U.S. Court of Appeals for the 7th Circuit

Civil

Constitutional Law — equal protection — juror selection

It was not an abuse of discretion for the district court not to increase the size of the jury pool in an attempt to increase the likelihood of a black juror being empanelled.

“‘The process of empaneling a jury is firmly entrusted to the sound discretion of the trial judge and will not be disturbed absent an abuse of this discretion.’ United States v. Beasley, 48 F.3d 262, 266 (7th Cir. 1995) (quoting United States v. Rubin, 37 F.3d 49, 54 (2d Cir. 1994)). There was no abuse of discretion here. But even quoting the standard of review is getting ahead of ourselves. Marshall has suggested no remotely cognizable legal harm to support this argument.

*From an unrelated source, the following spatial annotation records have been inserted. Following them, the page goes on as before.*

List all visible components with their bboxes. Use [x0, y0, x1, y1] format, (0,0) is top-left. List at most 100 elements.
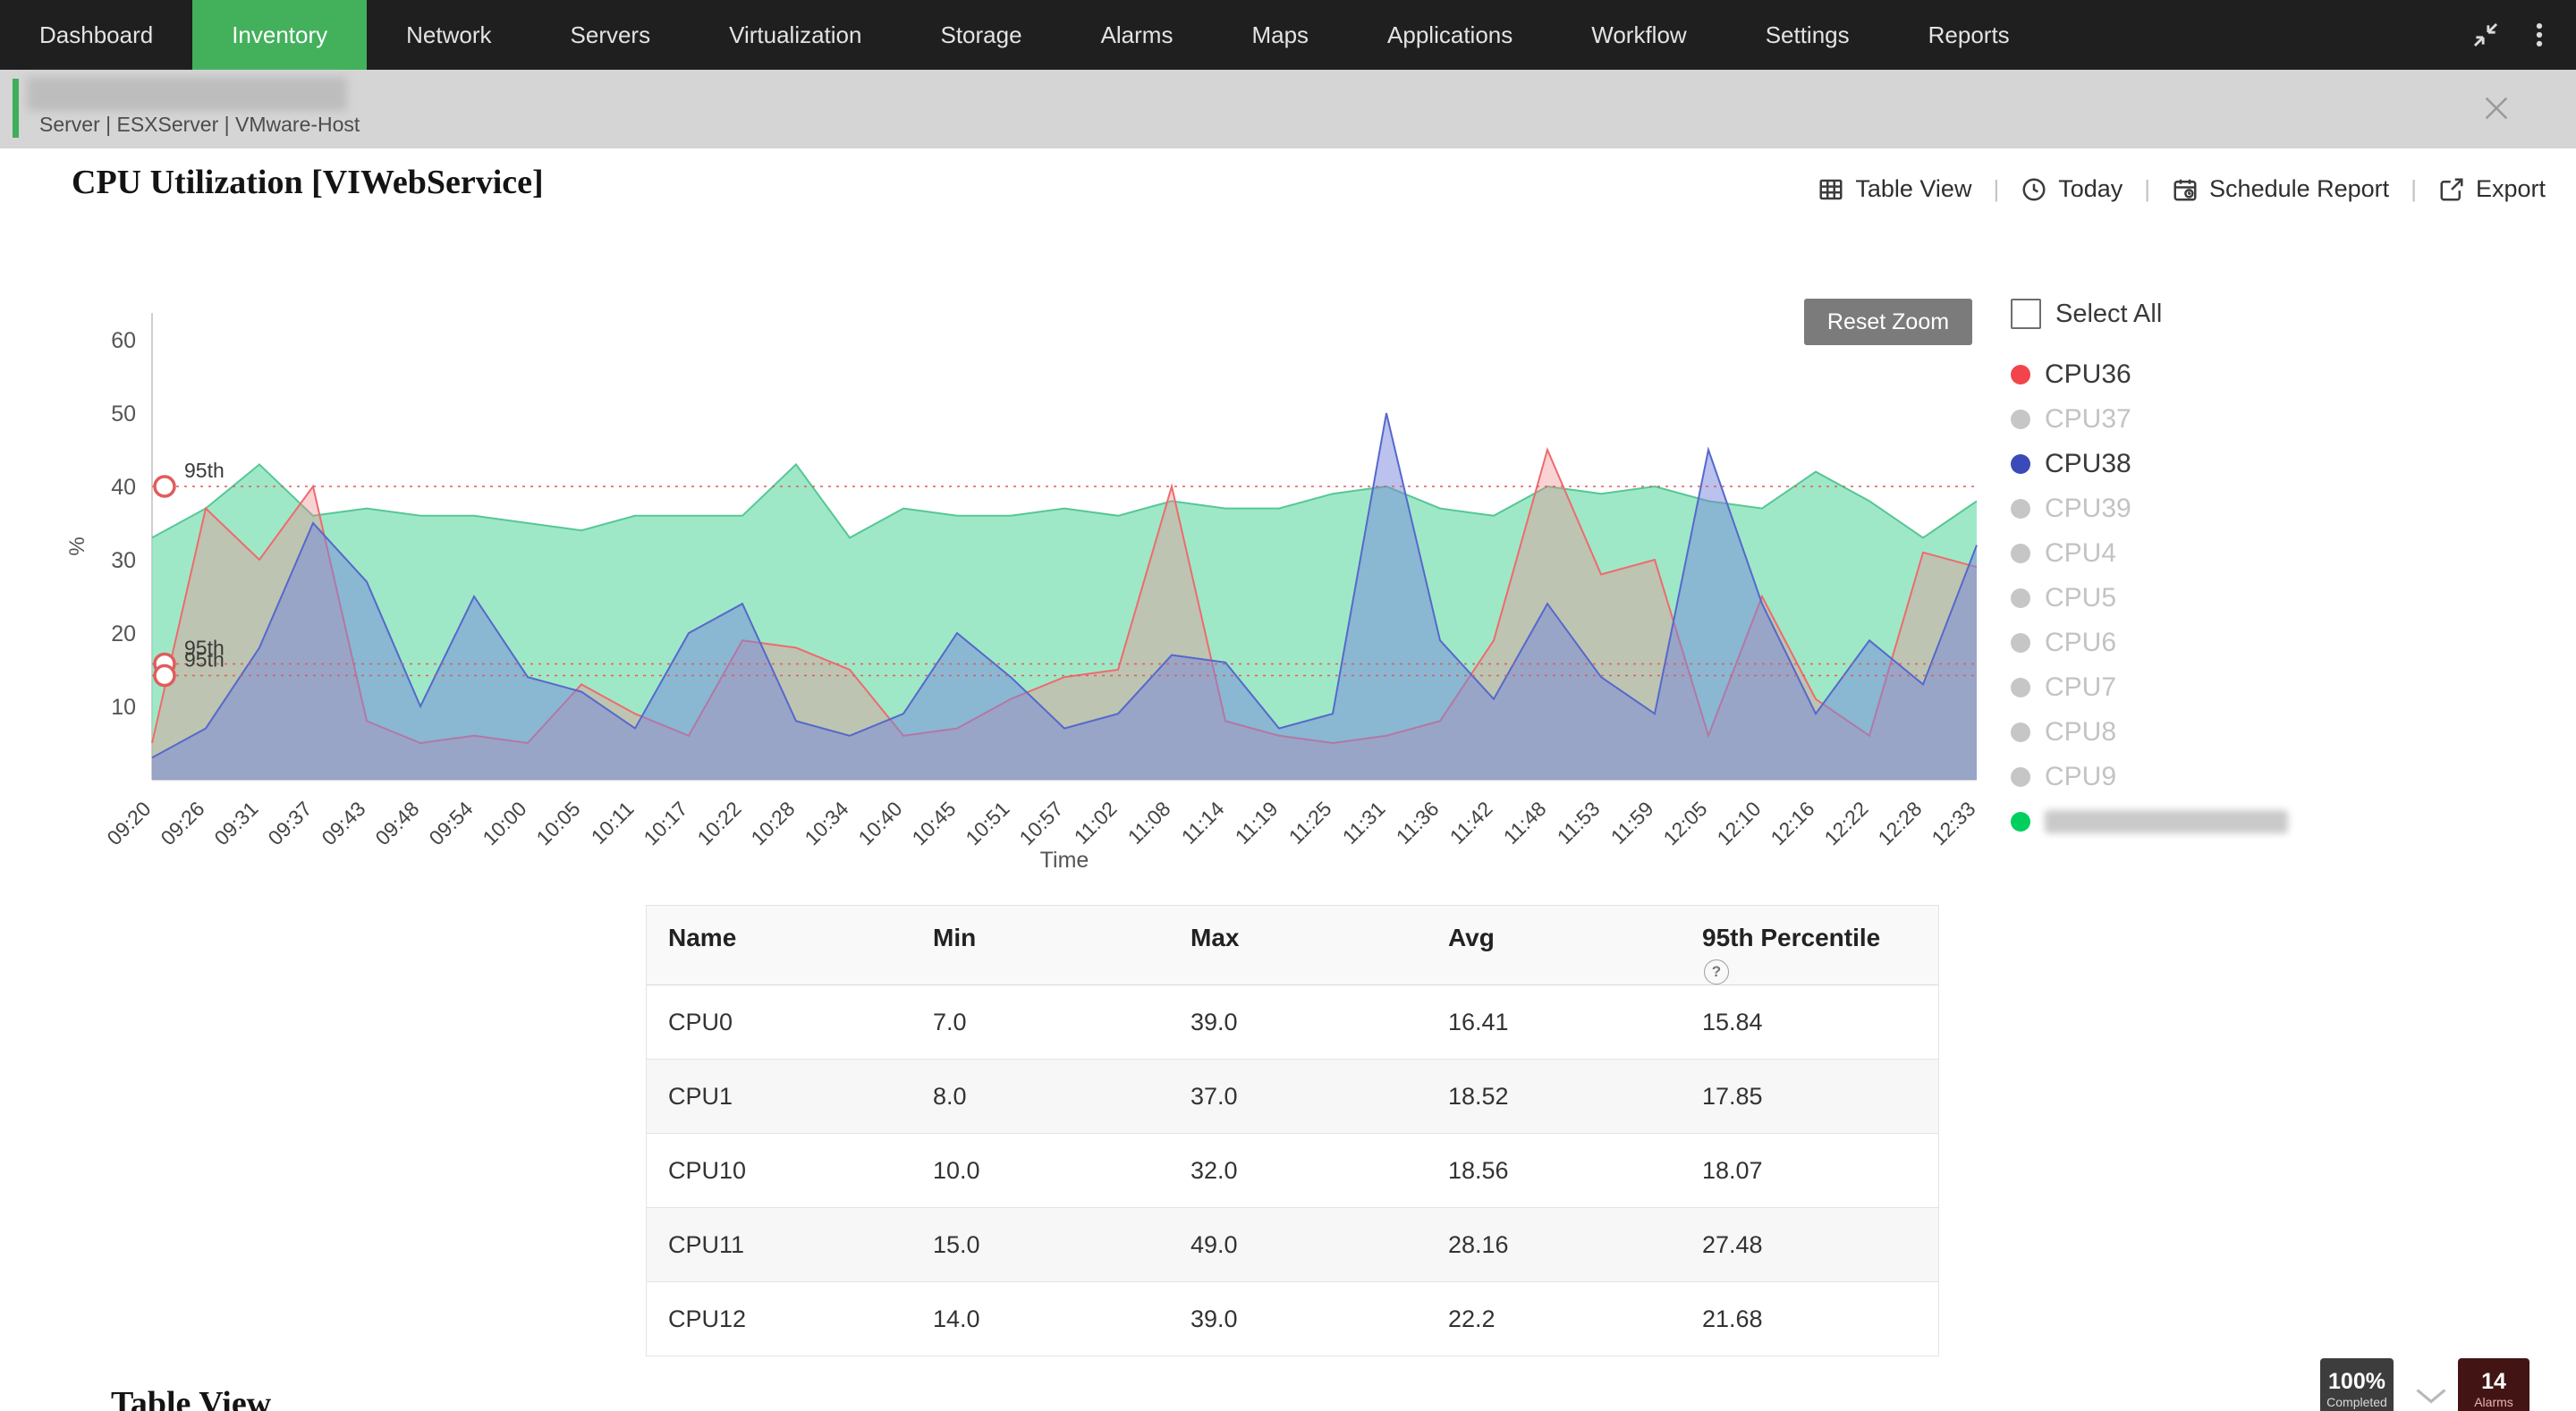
nav-item-network[interactable]: Network [367, 0, 530, 70]
legend-label: CPU5 [2045, 583, 2116, 613]
cell-95th: 15.84 [1681, 1009, 1936, 1036]
cell-min: 7.0 [911, 1009, 1169, 1036]
table-view-label: Table View [1855, 175, 1971, 203]
legend-item-cpu5[interactable]: CPU5 [2011, 576, 2547, 621]
cell-95th: 21.68 [1681, 1305, 1936, 1333]
nav-item-reports[interactable]: Reports [1889, 0, 2049, 70]
cell-min: 15.0 [911, 1231, 1169, 1259]
export-button[interactable]: Export [2438, 175, 2546, 203]
nav-item-inventory[interactable]: Inventory [192, 0, 367, 70]
reset-zoom-button[interactable]: Reset Zoom [1804, 299, 1972, 345]
collapse-icon[interactable] [2465, 14, 2506, 55]
legend-item-blurred[interactable] [2011, 799, 2547, 844]
alarms-label: Alarms [2474, 1394, 2513, 1410]
discovery-progress-badge[interactable]: 100% Completed [2320, 1358, 2394, 1411]
nav-item-servers[interactable]: Servers [531, 0, 691, 70]
select-all-control[interactable]: Select All [2011, 299, 2547, 329]
table-row: CPU0 7.0 39.0 16.41 15.84 [647, 985, 1938, 1060]
nav-item-alarms[interactable]: Alarms [1062, 0, 1213, 70]
col-header-avg: Avg [1427, 906, 1681, 984]
legend-label: CPU38 [2045, 449, 2131, 479]
status-accent-bar [13, 79, 19, 138]
cell-avg: 22.2 [1427, 1305, 1681, 1333]
legend-label: CPU4 [2045, 538, 2116, 569]
nav-item-workflow[interactable]: Workflow [1552, 0, 1725, 70]
nav-item-applications[interactable]: Applications [1348, 0, 1552, 70]
legend-item-cpu38[interactable]: CPU38 [2011, 442, 2547, 486]
table-row: CPU11 15.0 49.0 28.16 27.48 [647, 1208, 1938, 1282]
col-header-max: Max [1169, 906, 1427, 984]
svg-text:09:37: 09:37 [263, 797, 316, 849]
kebab-menu-icon[interactable] [2519, 14, 2560, 55]
nav-item-virtualization[interactable]: Virtualization [690, 0, 901, 70]
series-color-dot [2011, 633, 2030, 653]
nav-item-settings[interactable]: Settings [1726, 0, 1889, 70]
nav-item-maps[interactable]: Maps [1212, 0, 1348, 70]
period-today-button[interactable]: Today [2021, 175, 2123, 203]
col-header-95th: 95th Percentile ? [1681, 906, 1936, 984]
svg-text:10:11: 10:11 [587, 797, 639, 849]
schedule-report-button[interactable]: Schedule Report [2172, 175, 2389, 203]
svg-text:Time: Time [1040, 848, 1089, 873]
series-legend: Select All CPU36 CPU37 CPU38 CPU39 CPU4 … [2011, 299, 2547, 844]
legend-item-cpu6[interactable]: CPU6 [2011, 621, 2547, 665]
table-row: CPU12 14.0 39.0 22.2 21.68 [647, 1282, 1938, 1356]
alarms-count-badge[interactable]: 14 Alarms [2458, 1358, 2529, 1411]
svg-text:10:22: 10:22 [692, 797, 745, 849]
legend-item-cpu9[interactable]: CPU9 [2011, 755, 2547, 799]
svg-text:10:45: 10:45 [907, 797, 960, 849]
alarms-value: 14 [2481, 1369, 2506, 1394]
legend-item-cpu4[interactable]: CPU4 [2011, 531, 2547, 576]
cpu-utilization-chart[interactable]: 102030405060%95th95th95th09:2009:2609:31… [54, 288, 1986, 885]
chart-canvas[interactable]: 102030405060%95th95th95th09:2009:2609:31… [54, 288, 1986, 885]
svg-text:95th: 95th [184, 459, 225, 482]
period-today-label: Today [2058, 175, 2123, 203]
progress-label: Completed [2326, 1394, 2387, 1410]
legend-label: CPU36 [2045, 359, 2131, 390]
series-color-dot [2011, 588, 2030, 608]
blurred-legend-label [2045, 810, 2288, 833]
cell-avg: 28.16 [1427, 1231, 1681, 1259]
svg-text:11:31: 11:31 [1338, 797, 1390, 849]
nav-item-dashboard[interactable]: Dashboard [0, 0, 192, 70]
svg-text:10:34: 10:34 [800, 797, 852, 849]
legend-item-cpu36[interactable]: CPU36 [2011, 352, 2547, 397]
cell-min: 8.0 [911, 1083, 1169, 1111]
svg-text:11:19: 11:19 [1231, 797, 1283, 849]
legend-item-cpu39[interactable]: CPU39 [2011, 486, 2547, 531]
table-view-button[interactable]: Table View [1818, 175, 1971, 203]
app-window: Dashboard Inventory Network Servers Virt… [0, 0, 2576, 1411]
legend-item-cpu7[interactable]: CPU7 [2011, 665, 2547, 710]
svg-text:12:10: 12:10 [1712, 797, 1765, 849]
svg-text:11:53: 11:53 [1553, 797, 1605, 849]
svg-text:40: 40 [111, 475, 136, 500]
svg-text:10:57: 10:57 [1014, 797, 1067, 849]
svg-text:11:48: 11:48 [1499, 797, 1551, 849]
legend-item-cpu8[interactable]: CPU8 [2011, 710, 2547, 755]
close-icon[interactable] [2474, 86, 2519, 131]
help-icon[interactable]: ? [1704, 959, 1729, 984]
svg-text:95th: 95th [184, 648, 225, 672]
svg-text:09:31: 09:31 [209, 797, 262, 849]
cell-avg: 18.52 [1427, 1083, 1681, 1111]
legend-item-cpu37[interactable]: CPU37 [2011, 397, 2547, 442]
legend-label: CPU9 [2045, 762, 2116, 792]
clock-icon [2021, 176, 2047, 203]
legend-label: CPU7 [2045, 672, 2116, 703]
svg-text:11:08: 11:08 [1123, 797, 1175, 849]
svg-text:11:25: 11:25 [1284, 797, 1336, 849]
cell-avg: 16.41 [1427, 1009, 1681, 1036]
series-color-dot [2011, 767, 2030, 787]
select-all-checkbox[interactable] [2011, 299, 2041, 329]
col-header-name: Name [647, 906, 911, 984]
svg-text:09:20: 09:20 [102, 797, 155, 849]
nav-right-icons [2465, 0, 2576, 70]
svg-text:11:36: 11:36 [1392, 797, 1444, 849]
cell-max: 39.0 [1169, 1009, 1427, 1036]
chevron-down-icon[interactable] [2415, 1386, 2447, 1410]
table-row: CPU1 8.0 37.0 18.52 17.85 [647, 1060, 1938, 1134]
toolbar-separator: | [2144, 175, 2150, 203]
svg-text:10:17: 10:17 [639, 797, 691, 849]
nav-item-storage[interactable]: Storage [901, 0, 1061, 70]
svg-text:10:40: 10:40 [853, 797, 906, 849]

It is established that a litigant has no right to a petit jury which contains members of his race or which fairly represents a cross-section of the community. See Holland v. Illinois, 493 U.S. 474, 477–78 (1990); United States v. Hatchett, 31 F.3d 1411, 1426 (7th Cir. 1994). So how could the district court have erred by failing to ensure that Marshall got one? Marshall did, of course, have a right to a jury venire composed of a fair cross-section of the community, Hatchett, 31 F.3d at 1426, but he is not challenging the composition of the venire. He also had a right to see that no state actor intentionally excluded any person from the petit jury on account of their race, Batson v. Kentucky, 476 U.S. 79 (1986), but, again, Marshall is not claiming that any state actor acted in such a way. In short, it is hard to see the legal basis for Marshall’s motion, let alone any reason why the district court’s failure to grant it might amount to an abuse of discretion.”

Affirmed.

13-2771 Marshall v. City of Chicago

Appeal from the United States District Court for the Northern District of Illinois, Durkin, J., Kanne, J.